An alternative (if you're willing to have objects beyond a certain distance fail to depth-test correctly at all) is to turn on depth clamping with glEnable(GL_DEPTH_CLAMP). This will prevent clipping against the near and far planes; it's just that any fragments that would have normalized z coordinates outside of the [-1, 1] range will be clamped to that range. As previously indicated, it screws up depth tests between fragments that are being clamped, but usually those objects are far away.
It's just "the fact" that OpenGL depth test was performed in Window Space Coordinates (Normalized device coordinates in [-1,1]^3. With extra scaling glViewport and glDepthRange).
So from my point of view it's one of the design point of view of the OpenGL library.
One of approach to eliminate this OpenGL extension/OpenGL core functionality https://www.opengl.org/registry/specs/ARB/depth_clamp.txt if it is available in your OpenGL version.
I want to describe that in the perspective projection there is nothing about "far clipping plane".

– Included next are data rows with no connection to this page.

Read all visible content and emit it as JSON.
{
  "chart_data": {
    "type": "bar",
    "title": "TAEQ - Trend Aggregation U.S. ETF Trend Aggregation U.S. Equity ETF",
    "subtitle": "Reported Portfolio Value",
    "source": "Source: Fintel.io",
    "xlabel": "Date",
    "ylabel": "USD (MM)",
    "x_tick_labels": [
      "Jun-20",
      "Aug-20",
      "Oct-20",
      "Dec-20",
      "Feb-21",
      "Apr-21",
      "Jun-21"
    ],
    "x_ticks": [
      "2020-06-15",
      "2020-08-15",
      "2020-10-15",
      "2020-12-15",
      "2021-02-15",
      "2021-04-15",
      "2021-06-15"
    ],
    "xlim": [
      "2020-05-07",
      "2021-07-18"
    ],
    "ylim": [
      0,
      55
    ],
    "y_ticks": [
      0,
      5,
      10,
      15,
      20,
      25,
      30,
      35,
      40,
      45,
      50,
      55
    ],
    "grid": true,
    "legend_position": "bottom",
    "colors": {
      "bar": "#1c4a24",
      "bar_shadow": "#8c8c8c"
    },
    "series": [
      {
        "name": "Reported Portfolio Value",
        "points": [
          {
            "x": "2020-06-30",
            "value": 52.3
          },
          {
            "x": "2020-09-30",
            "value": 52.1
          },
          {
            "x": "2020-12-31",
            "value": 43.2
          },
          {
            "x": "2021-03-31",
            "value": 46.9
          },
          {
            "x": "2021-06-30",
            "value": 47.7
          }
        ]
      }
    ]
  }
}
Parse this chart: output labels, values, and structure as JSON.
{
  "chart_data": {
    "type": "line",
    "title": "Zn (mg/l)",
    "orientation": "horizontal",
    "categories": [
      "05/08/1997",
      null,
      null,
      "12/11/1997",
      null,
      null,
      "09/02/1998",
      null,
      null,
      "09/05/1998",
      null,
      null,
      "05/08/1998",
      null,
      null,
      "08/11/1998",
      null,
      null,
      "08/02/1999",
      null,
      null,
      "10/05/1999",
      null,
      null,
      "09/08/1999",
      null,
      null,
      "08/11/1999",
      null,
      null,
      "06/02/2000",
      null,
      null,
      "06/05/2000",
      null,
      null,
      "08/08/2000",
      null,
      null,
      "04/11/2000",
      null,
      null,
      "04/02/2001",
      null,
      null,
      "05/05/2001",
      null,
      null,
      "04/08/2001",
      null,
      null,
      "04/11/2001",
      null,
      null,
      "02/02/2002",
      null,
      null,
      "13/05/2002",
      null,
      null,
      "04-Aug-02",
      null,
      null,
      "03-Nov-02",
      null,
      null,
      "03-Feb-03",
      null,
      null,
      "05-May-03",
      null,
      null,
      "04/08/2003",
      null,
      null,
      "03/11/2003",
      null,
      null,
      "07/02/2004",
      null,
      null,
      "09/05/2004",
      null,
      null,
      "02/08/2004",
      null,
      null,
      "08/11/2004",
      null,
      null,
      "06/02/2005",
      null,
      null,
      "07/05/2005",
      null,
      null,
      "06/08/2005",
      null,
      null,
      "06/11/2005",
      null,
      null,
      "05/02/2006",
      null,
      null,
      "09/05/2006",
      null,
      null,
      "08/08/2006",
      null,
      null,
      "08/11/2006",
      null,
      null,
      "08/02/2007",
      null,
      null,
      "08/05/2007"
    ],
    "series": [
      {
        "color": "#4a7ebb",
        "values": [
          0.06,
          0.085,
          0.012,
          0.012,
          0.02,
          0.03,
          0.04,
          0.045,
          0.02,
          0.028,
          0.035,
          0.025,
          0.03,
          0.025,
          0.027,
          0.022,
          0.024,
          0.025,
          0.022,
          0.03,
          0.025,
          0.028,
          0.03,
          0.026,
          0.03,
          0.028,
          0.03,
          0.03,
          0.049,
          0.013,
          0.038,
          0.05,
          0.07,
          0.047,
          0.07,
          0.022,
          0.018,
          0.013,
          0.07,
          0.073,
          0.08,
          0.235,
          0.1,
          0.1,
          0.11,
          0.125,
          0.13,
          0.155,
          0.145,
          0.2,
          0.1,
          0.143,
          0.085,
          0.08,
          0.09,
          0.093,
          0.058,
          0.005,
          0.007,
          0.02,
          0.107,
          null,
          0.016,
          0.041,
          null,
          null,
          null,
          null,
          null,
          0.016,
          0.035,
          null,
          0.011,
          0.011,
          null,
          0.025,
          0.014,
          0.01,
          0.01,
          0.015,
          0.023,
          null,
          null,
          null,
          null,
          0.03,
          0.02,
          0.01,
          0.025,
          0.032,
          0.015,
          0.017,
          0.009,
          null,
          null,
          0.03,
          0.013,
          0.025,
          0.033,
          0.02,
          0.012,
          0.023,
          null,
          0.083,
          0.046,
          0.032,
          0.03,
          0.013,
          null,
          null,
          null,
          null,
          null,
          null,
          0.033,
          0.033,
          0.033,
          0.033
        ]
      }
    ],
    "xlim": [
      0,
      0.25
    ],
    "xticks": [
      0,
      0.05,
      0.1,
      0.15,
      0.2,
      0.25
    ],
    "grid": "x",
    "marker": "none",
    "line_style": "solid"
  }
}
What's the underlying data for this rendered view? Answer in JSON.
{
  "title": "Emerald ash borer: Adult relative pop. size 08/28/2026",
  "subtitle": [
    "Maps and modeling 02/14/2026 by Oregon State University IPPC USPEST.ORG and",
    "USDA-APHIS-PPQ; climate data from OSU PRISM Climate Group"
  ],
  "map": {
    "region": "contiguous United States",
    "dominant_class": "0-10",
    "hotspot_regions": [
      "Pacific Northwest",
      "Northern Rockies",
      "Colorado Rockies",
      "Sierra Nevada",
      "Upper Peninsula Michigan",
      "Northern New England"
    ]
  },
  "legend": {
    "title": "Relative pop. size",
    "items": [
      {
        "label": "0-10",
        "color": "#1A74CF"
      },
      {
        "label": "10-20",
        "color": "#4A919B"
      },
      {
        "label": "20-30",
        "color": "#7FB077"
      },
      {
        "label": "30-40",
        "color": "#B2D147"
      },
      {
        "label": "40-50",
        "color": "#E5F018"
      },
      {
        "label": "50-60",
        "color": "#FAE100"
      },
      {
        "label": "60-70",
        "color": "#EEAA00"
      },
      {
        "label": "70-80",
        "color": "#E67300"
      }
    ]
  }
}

3.1 For perspective projection you need to setup point \vec{c} as center of projection and plane on which projection will be performed. Let's call it
image plane T: (\vec{r}-\vec{r_0},\vec{n})
3.2 Let's assume that projected plane T split arbitary point \vec{r} and \vec{c} central of projection. In other case \vec{r} and \vec{c} are in one hafe-space and point \vec{r} should be discarded.
3.4 The idea of projection is to find intersection \vec{i} with plane T
\vec{i}=(1-t)\vec{c}+t\vec{r}
3.5 As it is
(\vec{i}-\vec{r_0},\vec{n})=0
=>
( (1-t)\vec{c}+t\vec{r}-\vec{r_0},\vec{n})=0
=>
( \vec{c}+t(\vec{r}-\vec{c})-\vec{r_0},\vec{n})=0
3.6. From "3.5" derived t can be subtitute into "3.4" and you will receive projection into plane T.
3.7. After projection you point will lie in the plane. But if assume that image plane is parallel to OXY plane, then I can suggest to use original "depth" for point after projection.
So from geometry point of view it is possible not to use far plane at all. As also not to use [-1,1]^3 model explicitly at all.
p.s. I don't know how to type latex formulas in correct way, s.t. they will be rendered.